# wie retuschier ich  am besten?



## aTa (2. April 2004)

Hi Leute,
ich hab folgendes Problem und zwar hab ich n Bild und zwar dass was ihr hier seht mein Auftrag ist es das Maisfeld rauszumachen und den Wald am oberen Rand des Rapsfeldes beginnen zu lassen.
Ich hab als erstes mit dem Magnetlasso versucht aber das Ergebnis war net so toll dann hab ich ma den Zauberstab versucht auch das war net wirklich das wahre. Nun bin ich mit meinem Latein am Ende ich hoffe einer von euch hat mir nen kleinen Tip wie ich das am besten mache!

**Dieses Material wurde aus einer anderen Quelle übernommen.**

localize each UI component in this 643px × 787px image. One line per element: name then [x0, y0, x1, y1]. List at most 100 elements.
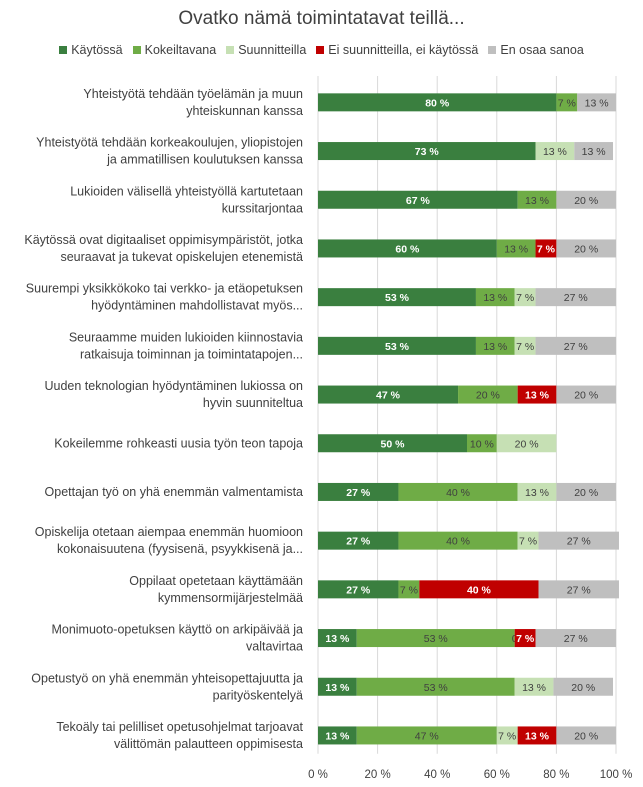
data-label: 53 %	[424, 682, 448, 694]
data-label: 13 %	[525, 195, 549, 207]
x-tick-label: 80 %	[543, 769, 569, 781]
bar-segment	[318, 93, 557, 112]
data-label: 13 %	[525, 487, 549, 499]
bar-segment	[556, 482, 616, 501]
data-label: 40 %	[446, 536, 470, 548]
legend-label-0: Käytössä	[71, 43, 123, 57]
data-label: 20 %	[574, 195, 598, 207]
bar-segment	[318, 239, 497, 258]
bar-segment	[475, 336, 515, 355]
legend-swatch-1	[132, 46, 141, 54]
bar-segment	[535, 629, 616, 648]
bar-segment	[535, 336, 616, 355]
data-label: 13 %	[525, 390, 550, 402]
data-label: 27 %	[564, 292, 588, 304]
legend-item-2: Suunnitteilla	[226, 43, 306, 57]
category-label: Seuraamme muiden lukioiden kiinnostavia	[69, 330, 303, 344]
bar-segment	[467, 434, 497, 453]
category-label: kokonaisuutena (fyysisenä, psyykkisenä j…	[57, 542, 303, 556]
data-label: 20 %	[574, 487, 598, 499]
bar-segment	[318, 142, 536, 161]
bar-segment	[556, 190, 616, 209]
bar-segment	[514, 677, 554, 696]
data-label: 7 %	[537, 243, 556, 255]
category-label: yhteiskunnan kanssa	[186, 104, 303, 118]
data-label: 27 %	[564, 341, 588, 353]
category-label: Lukioiden välisellä yhteistyöllä kartute…	[70, 184, 303, 198]
bar-segment	[496, 239, 536, 258]
bar-segment	[398, 482, 518, 501]
data-label: 13 %	[582, 146, 606, 158]
data-label: 27 %	[346, 487, 371, 499]
bar-segment	[535, 142, 575, 161]
bar-segment	[556, 93, 578, 112]
data-label: 40 %	[467, 584, 492, 596]
category-label: kymmensormijärjestelmää	[158, 591, 303, 605]
category-label: Opiskelija otetaan aiempaa enemmän huomi…	[35, 525, 303, 539]
bar-segment	[517, 726, 557, 745]
data-label: 7 %	[516, 633, 535, 645]
bar-segment	[318, 726, 357, 745]
data-label: 7 %	[400, 584, 418, 596]
data-label: 13 %	[525, 730, 550, 742]
x-tick-label: 0 %	[308, 769, 328, 781]
data-label: 20 %	[515, 438, 539, 450]
data-label: 27 %	[564, 633, 588, 645]
legend: Käytössä Kokeiltavana Suunnitteilla Ei suun…	[0, 43, 643, 57]
bar-segment	[556, 239, 616, 258]
data-label: 7 %	[516, 341, 534, 353]
bar-segment	[318, 434, 467, 453]
bar-segment	[356, 726, 497, 745]
category-label: ratkaisuja toiminnan ja toimintatapojen.…	[80, 347, 303, 361]
data-label: 27 %	[567, 536, 591, 548]
bar-segment	[398, 580, 420, 599]
category-label: Oppilaat opetetaan käyttämään	[129, 574, 303, 588]
data-label: 27 %	[567, 584, 591, 596]
bar-segment	[577, 93, 616, 112]
bar-segment	[517, 531, 539, 550]
data-label: 47 %	[376, 390, 401, 402]
data-label: 7 %	[519, 536, 537, 548]
data-label: 7 %	[498, 730, 516, 742]
bar-segment	[535, 288, 616, 307]
bar-segment	[318, 385, 459, 404]
bar-segment	[535, 239, 557, 258]
data-label: 13 %	[325, 730, 350, 742]
legend-swatch-4	[488, 46, 497, 54]
data-label: 53 %	[385, 341, 410, 353]
category-label: Monimuoto-opetuksen käyttö on arkipäivää…	[51, 623, 303, 637]
bar-segment	[318, 629, 357, 648]
data-label: 60 %	[395, 243, 420, 255]
category-label: parityöskentelyä	[213, 688, 303, 702]
bar-segment	[556, 726, 616, 745]
category-label: kurssitarjontaa	[222, 201, 303, 215]
data-label: 13 %	[483, 292, 507, 304]
bar-segment	[517, 482, 557, 501]
data-label: 53 %	[385, 292, 410, 304]
bar-segment	[318, 677, 357, 696]
data-label: 13 %	[325, 633, 350, 645]
bar-segment	[517, 190, 557, 209]
x-tick-label: 100 %	[600, 769, 633, 781]
data-label: 13 %	[504, 243, 528, 255]
data-label: 47 %	[415, 730, 439, 742]
data-label: 20 %	[476, 390, 500, 402]
legend-label-3: Ei suunnitteilla, ei käytössä	[328, 43, 479, 57]
category-label: Käytössä ovat digitaaliset oppimisympäri…	[24, 233, 303, 247]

Danke schonmal im vorraus!


----------



## Consti (2. April 2004)

Naja, mein Vorschlag ist sehr aufwendig. Erst mal nimmst du das Rechteckwerkzeug und nimmst schon mal die gröbsten Blöcke raus - dann mit dem Rechteck kleine Maisüberbleibsel läschen und nachher Pixel für Pixel das ding Rausnehmen - ist zwar sehr aufwendig, aber ich glaube, damit kommst du zu einem guten Ergebnis!


----------



## stopfi (2. April 2004)

Hallo also ich würde da mit Kanalberechnung arbeiten.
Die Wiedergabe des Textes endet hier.